Why New York?
We all recognise from the movies the lovely Lady Liberty, Empire State Building and the frantic feel of Times Square in New York. A big yellow taxi zooms by as you make your way down to the subway. Street music, a trip to Broadway for a show or an open top bus tour around this great city are all the typical attractions for visitors to the city. But what about getting around if you are using a wheelchair?
Booking your trip
You are probably well versed in making travel arrangements to cater for your accessibility challenges but if you are not sure, remember to check that your booking providers are aware of any necessary provisions for you.
An exciting city by any means, New York is set to delight visitors yet many wheelchair users pass on the opportunity to holiday here. I think the scale and pace of the city rustle and bustle turns people off but fear not, New York is very wheelchair friendly.
The Great Hall on Ellis Island at one time had queues of immigrants from all over the world, speaking in foreign languages as they waited to be processed.
Over 12 million immigrants came to America through this island, once America’s chief gateway in the period of 1892 to 1924. At present, over 100 million American citizens claim their ancestral roots to these immigrants who traversed Ellis Island before scattering throughout America.
Statue of Liberty
The statue was actually gifted by the French to America and is widely known to symbolise freedom and democracy. October 28, 1886 was when the statue was gifted to the country and in 1924, it was named as a National Monument. Since 1933, employees of the NPS have been caring for its copper.

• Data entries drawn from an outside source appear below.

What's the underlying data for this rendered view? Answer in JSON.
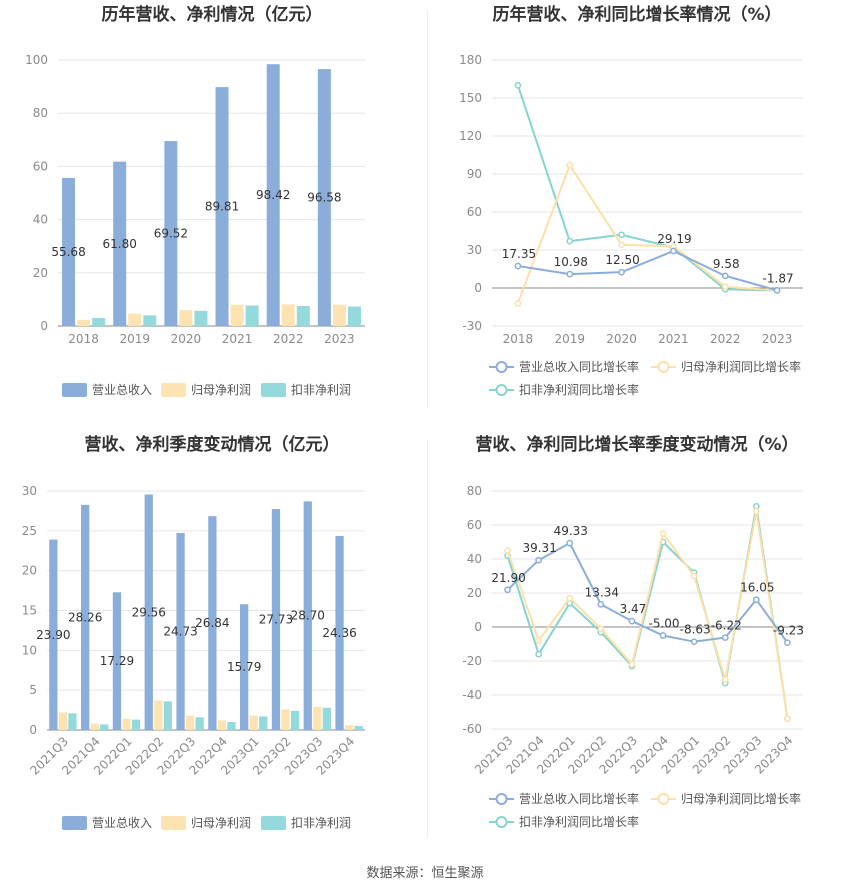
{
  "source_text": "数据来源：恒生聚源",
  "colors": {
    "revenue": "#8badd9",
    "net_profit": "#fde3b2",
    "deducted_profit": "#94d9dc",
    "revenue_line": "#8badd9",
    "net_line": "#fde0a6",
    "deducted_line": "#86d3d1",
    "grid": "#e6e6e6",
    "axis": "#888888"
  },
  "chart_data": [
    {
      "id": "annual_bar",
      "type": "bar",
      "title": "历年营收、净利情况（亿元）",
      "categories": [
        "2018",
        "2019",
        "2020",
        "2021",
        "2022",
        "2023"
      ],
      "yticks": [
        "0",
        "20",
        "40",
        "60",
        "80",
        "100"
      ],
      "ylim": [
        0,
        100
      ],
      "series": [
        {
          "name": "营业总收入",
          "values": [
            55.68,
            61.8,
            69.52,
            89.81,
            98.42,
            96.58
          ],
          "labels": [
            "55.68",
            "61.80",
            "69.52",
            "89.81",
            "98.42",
            "96.58"
          ]
        },
        {
          "name": "归母净利润",
          "values": [
            2.3,
            4.6,
            6.0,
            8.0,
            8.1,
            8.0
          ]
        },
        {
          "name": "扣非净利润",
          "values": [
            3.0,
            4.0,
            5.7,
            7.7,
            7.5,
            7.3
          ]
        }
      ],
      "legend_position": "bottom"
    },
    {
      "id": "annual_line",
      "type": "line",
      "title": "历年营收、净利同比增长率情况（%）",
      "categories": [
        "2018",
        "2019",
        "2020",
        "2021",
        "2022",
        "2023"
      ],
      "yticks": [
        "-30",
        "0",
        "30",
        "60",
        "90",
        "120",
        "150",
        "180"
      ],
      "ylim": [
        -30,
        180
      ],
      "series": [
        {
          "name": "营业总收入同比增长率",
          "values": [
            17.35,
            10.98,
            12.5,
            29.19,
            9.58,
            -1.87
          ],
          "labels": [
            "17.35",
            "10.98",
            "12.50",
            "29.19",
            "9.58",
            "-1.87"
          ]
        },
        {
          "name": "归母净利润同比增长率",
          "values": [
            -12,
            97,
            34,
            33,
            1,
            -2
          ]
        },
        {
          "name": "扣非净利润同比增长率",
          "values": [
            160,
            37,
            42,
            32,
            -1,
            -2
          ]
        }
      ],
      "legend_position": "bottom"
    },
    {
      "id": "quarter_bar",
      "type": "bar",
      "title": "营收、净利季度变动情况（亿元）",
      "categories": [
        "2021Q3",
        "2021Q4",
        "2022Q1",
        "2022Q2",
        "2022Q3",
        "2022Q4",
        "2023Q1",
        "2023Q2",
        "2023Q3",
        "2023Q4"
      ],
      "yticks": [
        "0",
        "5",
        "10",
        "15",
        "20",
        "25",
        "30"
      ],
      "ylim": [
        0,
        30
      ],
      "series": [
        {
          "name": "营业总收入",
          "values": [
            23.9,
            28.26,
            17.29,
            29.56,
            24.73,
            26.84,
            15.79,
            27.73,
            28.7,
            24.36
          ],
          "labels": [
            "23.90",
            "28.26",
            "17.29",
            "29.56",
            "24.73",
            "26.84",
            "15.79",
            "27.73",
            "28.70",
            "24.36"
          ]
        },
        {
          "name": "归母净利润",
          "values": [
            2.2,
            0.8,
            1.4,
            3.7,
            1.8,
            1.2,
            1.8,
            2.6,
            2.9,
            0.6
          ]
        },
        {
          "name": "扣非净利润",
          "values": [
            2.1,
            0.7,
            1.3,
            3.6,
            1.6,
            1.0,
            1.7,
            2.4,
            2.8,
            0.5
          ]
        }
      ],
      "legend_position": "bottom"
    },
    {
      "id": "quarter_line",
      "type": "line",
      "title": "营收、净利同比增长率季度变动情况（%）",
      "categories": [
        "2021Q3",
        "2021Q4",
        "2022Q1",
        "2022Q2",
        "2022Q3",
        "2022Q4",
        "2023Q1",
        "2023Q2",
        "2023Q3",
        "2023Q4"
      ],
      "yticks": [
        "-60",
        "-40",
        "-20",
        "0",
        "20",
        "40",
        "60",
        "80"
      ],
      "ylim": [
        -60,
        80
      ],
      "series": [
        {
          "name": "营业总收入同比增长率",
          "values": [
            21.9,
            39.31,
            49.33,
            13.34,
            3.47,
            -5.0,
            -8.63,
            -6.22,
            16.05,
            -9.23
          ],
          "labels": [
            "21.90",
            "39.31",
            "49.33",
            "13.34",
            "3.47",
            "-5.00",
            "-8.63",
            "-6.22",
            "16.05",
            "-9.23"
          ]
        },
        {
          "name": "归母净利润同比增长率",
          "values": [
            45,
            -8,
            17,
            -1,
            -22,
            55,
            30,
            -31,
            68,
            -54
          ]
        },
        {
          "name": "扣非净利润同比增长率",
          "values": [
            42,
            -16,
            14,
            -3,
            -23,
            50,
            32,
            -33,
            71,
            -54
          ]
        }
      ],
      "legend_position": "bottom"
    }
  ]
}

Only in recent years has the Statue of Liberty become wheelchair accessible, after a year of renovations at the site. These renovations included the installation of new staircases and an elevator for wheelchair users wishing to visit the observation points.
Getting around New York by Wheelchair
It is very possible for wheelchair users to get around NYC, as some subway stations have elevators and/or ramps and there are plenty of wheelchair accessible taxis available. You can even pre-plan your subway trips by checking out the accessibility guide on the www.nyc.gov website.
Many wheelchair users would opt to take buses around the city instead as most of them have automated ramps, allowing easily boarding.
As you can see, prior to your trip, New York is a lot more wheelchair friendly than you might think. But once you land in the city, discover how easy it is to get around, whether by taxi, subway or on a bus. Public transport in general is very good and on time. Enjoy everything this great city has to offer.